MCDOWELL CREEK, Kan. - All winter long a male Northern Harrier has been hunting in our crop fields. We see him gliding close to the ground, his slender body rising and falling with the contour of the land. Back in the pasture, a female Harrier is doing the same thing. As in most hawk species, she is larger than the male, but she too appears to float effortlessly just above the grass, sometimes rising above a ridge top only to disappear behind it as she follows a Flint Hills swale. Both the gray male and the brown female sport prominent white patches above the tail.
Northern Harriers used to be called Marsh Hawks, as they often hunt in open wetlands--but "harrier" is a more accurate term, for they are by no means limited to swampy ground. In fact, they are one of the characteristic birds of the tall grass prairie. My mentor, KSU ornithologist John Zimmerman, wrote in The Birds of Konza: The Avian Ecology of the Tallgrass Prairie that the grasslands of all continents have a similar array of birds: a chicken-like bird; a dryland shorebird; small, medium, and large insectivores; and a hawk that hunts on the wing.
In the tall grass prairie, those spots are filled by the Prairie Chicken, the Upland Sandpiper, the Grasshopper Sparrow, Dickcissel, and Meadowlark--and the Northern Harrier. Other hawks stay close to trees, returning to a favorite branch after hovering or diving for prey. But the Northern Harrier needs no perch. It "harries" its prey by pursuing it from the air. It can thus make a good living in an expanse of grass. Northern Harriers have been found in the Flint Hills during every month of the year (a few breed here, but most breed further north). They are most numerous and noticeable in the winter, when the calories provided by obliging rodents help them withstand the cold and prepare for the breeding season ahead.
Every glimpse I get of these gliding hawks lifts my spirits! Of course, these hawks aren't on earth to be my inspiration. They are here to survive, to pass their genes on to their progeny, to fulfill some mysterious purpose of their own.
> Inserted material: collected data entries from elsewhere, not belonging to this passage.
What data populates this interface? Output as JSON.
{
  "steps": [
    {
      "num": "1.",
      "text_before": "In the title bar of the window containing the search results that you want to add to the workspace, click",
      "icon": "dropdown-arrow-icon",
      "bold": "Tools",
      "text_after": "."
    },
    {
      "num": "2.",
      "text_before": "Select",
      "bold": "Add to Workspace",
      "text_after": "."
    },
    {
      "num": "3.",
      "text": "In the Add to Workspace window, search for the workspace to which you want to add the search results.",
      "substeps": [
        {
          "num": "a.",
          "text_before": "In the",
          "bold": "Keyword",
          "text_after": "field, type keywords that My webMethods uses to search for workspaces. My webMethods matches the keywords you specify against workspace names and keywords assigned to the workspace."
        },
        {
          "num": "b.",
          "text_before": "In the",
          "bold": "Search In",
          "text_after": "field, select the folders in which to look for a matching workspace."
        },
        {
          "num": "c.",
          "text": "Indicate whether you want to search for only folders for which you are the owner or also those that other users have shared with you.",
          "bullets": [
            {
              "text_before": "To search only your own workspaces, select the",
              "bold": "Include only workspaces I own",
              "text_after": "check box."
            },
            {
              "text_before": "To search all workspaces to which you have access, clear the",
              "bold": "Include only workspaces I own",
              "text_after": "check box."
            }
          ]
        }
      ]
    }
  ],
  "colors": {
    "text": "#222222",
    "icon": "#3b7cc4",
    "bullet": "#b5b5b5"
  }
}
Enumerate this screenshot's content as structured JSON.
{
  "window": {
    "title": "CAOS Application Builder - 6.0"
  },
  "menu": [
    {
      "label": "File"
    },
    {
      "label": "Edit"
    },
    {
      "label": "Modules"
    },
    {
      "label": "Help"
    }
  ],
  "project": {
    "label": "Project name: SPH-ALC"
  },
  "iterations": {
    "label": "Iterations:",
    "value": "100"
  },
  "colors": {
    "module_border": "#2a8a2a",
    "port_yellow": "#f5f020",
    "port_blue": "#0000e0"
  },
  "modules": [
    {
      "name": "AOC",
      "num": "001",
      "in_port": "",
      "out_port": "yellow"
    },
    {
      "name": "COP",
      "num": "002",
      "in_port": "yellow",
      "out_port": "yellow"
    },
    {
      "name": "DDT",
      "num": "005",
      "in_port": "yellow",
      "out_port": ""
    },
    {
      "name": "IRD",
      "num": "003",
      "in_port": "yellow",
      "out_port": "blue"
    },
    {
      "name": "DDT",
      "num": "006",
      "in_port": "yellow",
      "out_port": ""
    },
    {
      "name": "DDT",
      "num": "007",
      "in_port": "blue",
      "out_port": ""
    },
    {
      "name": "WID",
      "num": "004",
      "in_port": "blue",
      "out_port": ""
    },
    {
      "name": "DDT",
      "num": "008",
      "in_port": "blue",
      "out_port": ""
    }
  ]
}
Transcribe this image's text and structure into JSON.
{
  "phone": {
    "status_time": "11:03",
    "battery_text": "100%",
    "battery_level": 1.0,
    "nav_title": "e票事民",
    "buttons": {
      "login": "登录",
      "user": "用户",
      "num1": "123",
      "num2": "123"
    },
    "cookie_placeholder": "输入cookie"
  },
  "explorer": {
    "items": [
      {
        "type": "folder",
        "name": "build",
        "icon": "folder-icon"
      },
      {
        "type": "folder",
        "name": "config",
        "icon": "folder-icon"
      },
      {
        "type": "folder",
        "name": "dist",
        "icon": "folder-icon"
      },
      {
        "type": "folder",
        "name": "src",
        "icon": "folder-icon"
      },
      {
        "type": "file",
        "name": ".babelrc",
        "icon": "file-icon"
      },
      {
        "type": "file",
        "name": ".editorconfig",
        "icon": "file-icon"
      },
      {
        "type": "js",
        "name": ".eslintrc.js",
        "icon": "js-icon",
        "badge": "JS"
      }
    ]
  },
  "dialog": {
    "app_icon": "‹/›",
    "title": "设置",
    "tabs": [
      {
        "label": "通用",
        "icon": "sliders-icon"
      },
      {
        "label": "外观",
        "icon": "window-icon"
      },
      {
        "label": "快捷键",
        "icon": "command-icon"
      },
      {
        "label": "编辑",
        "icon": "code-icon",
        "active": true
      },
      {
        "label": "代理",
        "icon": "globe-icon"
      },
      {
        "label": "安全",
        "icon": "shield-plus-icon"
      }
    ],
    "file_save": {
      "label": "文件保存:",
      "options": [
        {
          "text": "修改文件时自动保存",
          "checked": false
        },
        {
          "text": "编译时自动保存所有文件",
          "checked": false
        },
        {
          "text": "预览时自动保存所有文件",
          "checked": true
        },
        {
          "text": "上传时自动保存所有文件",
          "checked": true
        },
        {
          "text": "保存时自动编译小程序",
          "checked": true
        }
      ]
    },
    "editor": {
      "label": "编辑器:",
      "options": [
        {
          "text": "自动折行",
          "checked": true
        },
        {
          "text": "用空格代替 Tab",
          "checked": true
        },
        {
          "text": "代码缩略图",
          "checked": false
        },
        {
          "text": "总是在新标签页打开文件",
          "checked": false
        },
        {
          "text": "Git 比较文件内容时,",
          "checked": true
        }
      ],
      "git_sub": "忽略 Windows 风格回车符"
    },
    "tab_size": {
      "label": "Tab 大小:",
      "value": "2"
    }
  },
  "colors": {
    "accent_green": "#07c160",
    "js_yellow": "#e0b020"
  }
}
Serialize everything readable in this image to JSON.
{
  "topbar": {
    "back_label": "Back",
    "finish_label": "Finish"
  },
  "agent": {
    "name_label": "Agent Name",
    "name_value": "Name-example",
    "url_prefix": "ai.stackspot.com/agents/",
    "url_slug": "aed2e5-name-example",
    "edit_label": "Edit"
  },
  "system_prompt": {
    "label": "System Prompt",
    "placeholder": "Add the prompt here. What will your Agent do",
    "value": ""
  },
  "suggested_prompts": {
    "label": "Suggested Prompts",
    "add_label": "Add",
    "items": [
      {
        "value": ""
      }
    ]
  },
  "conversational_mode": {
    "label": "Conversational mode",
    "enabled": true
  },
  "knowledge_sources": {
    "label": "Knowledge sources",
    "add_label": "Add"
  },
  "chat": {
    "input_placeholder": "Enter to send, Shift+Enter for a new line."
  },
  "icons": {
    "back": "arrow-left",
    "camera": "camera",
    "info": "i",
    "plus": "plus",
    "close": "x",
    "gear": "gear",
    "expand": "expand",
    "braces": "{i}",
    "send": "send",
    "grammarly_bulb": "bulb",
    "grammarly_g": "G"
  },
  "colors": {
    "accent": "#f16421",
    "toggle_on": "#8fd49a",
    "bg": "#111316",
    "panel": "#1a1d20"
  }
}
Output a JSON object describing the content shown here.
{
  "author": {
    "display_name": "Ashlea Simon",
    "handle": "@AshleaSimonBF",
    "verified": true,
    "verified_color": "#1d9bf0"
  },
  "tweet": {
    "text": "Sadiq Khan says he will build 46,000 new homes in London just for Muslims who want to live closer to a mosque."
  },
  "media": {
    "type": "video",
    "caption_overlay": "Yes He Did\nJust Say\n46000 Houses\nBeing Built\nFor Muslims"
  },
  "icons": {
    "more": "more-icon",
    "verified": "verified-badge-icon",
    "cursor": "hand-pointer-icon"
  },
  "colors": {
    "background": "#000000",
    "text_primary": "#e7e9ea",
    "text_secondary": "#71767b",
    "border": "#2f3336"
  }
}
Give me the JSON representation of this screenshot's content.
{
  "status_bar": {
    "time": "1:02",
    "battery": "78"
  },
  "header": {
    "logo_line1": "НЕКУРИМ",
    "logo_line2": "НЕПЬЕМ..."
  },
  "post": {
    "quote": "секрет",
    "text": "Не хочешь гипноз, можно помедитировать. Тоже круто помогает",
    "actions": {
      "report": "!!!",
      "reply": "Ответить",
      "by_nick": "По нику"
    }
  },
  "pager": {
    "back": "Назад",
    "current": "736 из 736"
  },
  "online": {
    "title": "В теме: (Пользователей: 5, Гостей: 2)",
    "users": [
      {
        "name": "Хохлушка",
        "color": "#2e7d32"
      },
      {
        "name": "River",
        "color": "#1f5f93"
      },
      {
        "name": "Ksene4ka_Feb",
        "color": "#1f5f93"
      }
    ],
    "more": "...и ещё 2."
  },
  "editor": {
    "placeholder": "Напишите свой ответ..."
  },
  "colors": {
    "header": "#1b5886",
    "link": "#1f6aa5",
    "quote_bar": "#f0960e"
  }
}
And yet in a way I can't completely explain, the link between us is not sentimental. It is tied somehow to my own survival, to the well being of future human generations, and to the still-unfolding mystery of our own purpose here on earth.













Thank you, Margy, for that review of the bird world in Kansas. Except for a few places where Black Birds congregate in such numbers as to damage crops, there is far more benefit to farmers from the birds than any damage they do.
I've been a farmer most of my life and I marvel at the grace and ease that the hawks, I can't identify them by species, float through the air and dive to the ground to snatch rodents. There have been times when I estimated up to a hundred busy in a field of heavey wheat stubble that I was tilling in preparation for a summers rest to accumulate moisture profile for the fall planting season.
I agree with you regarding your affection for the hawks, Ken. I spent 12 years on a farm in Texas and my most memorable and joyous sounds were those of the hawks. Even today, whenever I hear the squawking, I lapse into pleasant memories of barefoot summers, visions of gentle morning dew, sunsets of millions of changing colors morphing right before our eyes, breezes moving everything, skies and clouds forming and floating through - and not a human anywhere near. Hawks. Of the sky and ever present. Like friends. No, hawks are really like family on the farms. Their chatter keeps us company. I love the hawks.